The Food and Health Network of South Central NY collaborated with the Rural Health Service Corps and Food Bank of the Southern Tier Speakers Bureau to coordinate a successful poverty simulation with a combined theme of food and racial justice. The simulation was held for students from Binghamton University’s Hinman College in honor of Martin Luther King Day.
Close to 100 total participants came out to take part in the event, which aimed to simulate the lived experiences of low-income and food-insecure families. The simulation also sought to highlight some of the structural obstacles to socioeconomic mobility, personal health, happiness, and employment.
Reflecting on our experience, one of the things we felt most passionate about was grounding the poverty simulation to the realities of millions of people who struggle with poverty and food insecurity every day. By disassociating the simulation experience to reality, a poverty simulation can quickly lose focus and articulate itself more like a role-playing game than as an educational simulation. Designing the poverty simulation so that it is not only an enjoyable experience but also a solemnly insightful window into the realities of struggling families was thus both a challenge and something that FaHN felt strongly about ensuring throughout the event.
It is safe to say, however, that the addition of the Speakers Bureau was able to achieve this and impact the students in a way that the poverty simulation alone would never have been able to do. Composed of a group of women who have lived experiences struggling with poverty and food-insecurity, the Speakers Bureau touched the students and bridged the disconnect between simulation and reality via a panel discussion held prior to the simulation. During the discussion, the women shared some of their powerful insights, experiences, and recommendations for creating a more just, equitable food system. Personally, I have never seen a room of people as still or as moved as the room full of BU students during and after the panel discussion. Throughout the remainder of the simulation, students individually approached the Speakers Bureau panelists and thanked them for sharing their stories.
The simulation was fast-paced and hectic but well organized and effective. Students were forced to make simulated life decisions that they may or may not have ever had to think about making in the past. The simulation was then followed by a group discussion during which we asked students about their experiences with the simulation as well as posed questions about the intersectionality of food, racial, and socioeconomic inequality.

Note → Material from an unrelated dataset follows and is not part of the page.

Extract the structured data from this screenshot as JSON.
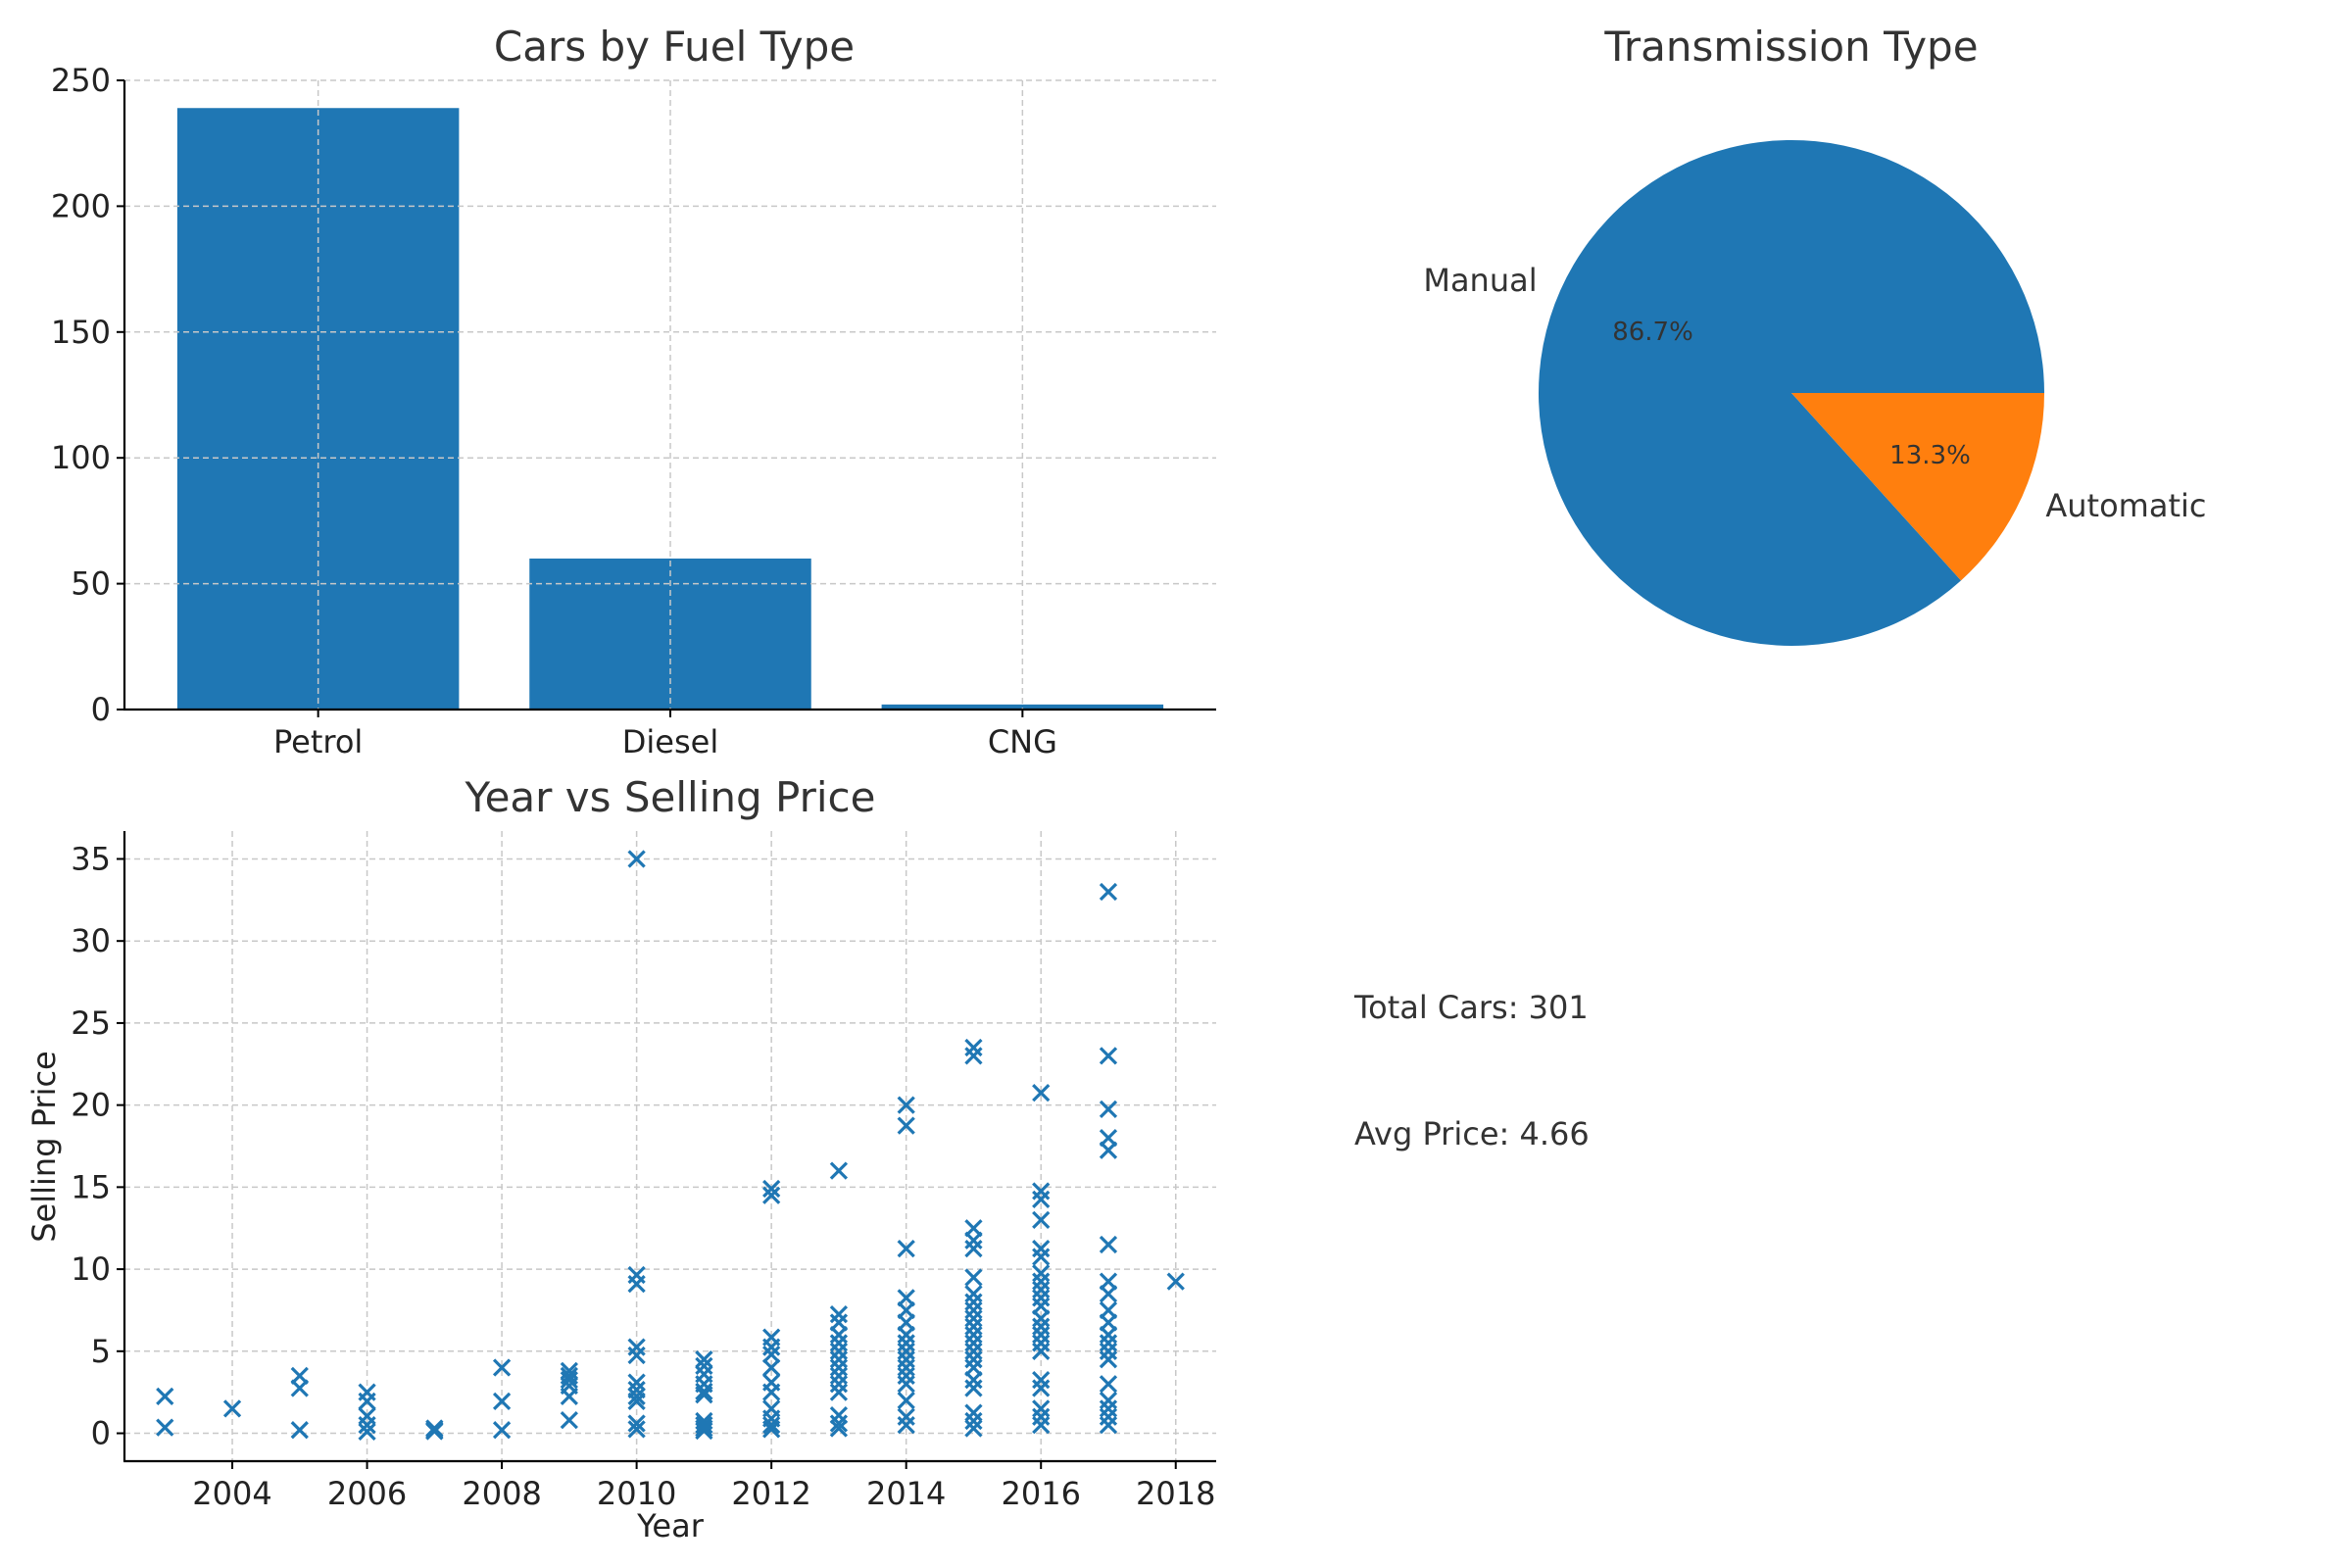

The Hinman College students provided tremendously insightful answers to the discussion questions and exceeded the time allotted to the discussion component of the event so as to continue the emerging discourse on the structural realities of poverty and food insecurity.
The Food and Health Network would like to thank the Speakers Bureau women from the Food Bank of the Southern Tier, the Rural Health Service Corps, the United Way, the Hinman College coordinators, as well as all of the students who came out to participate in the event!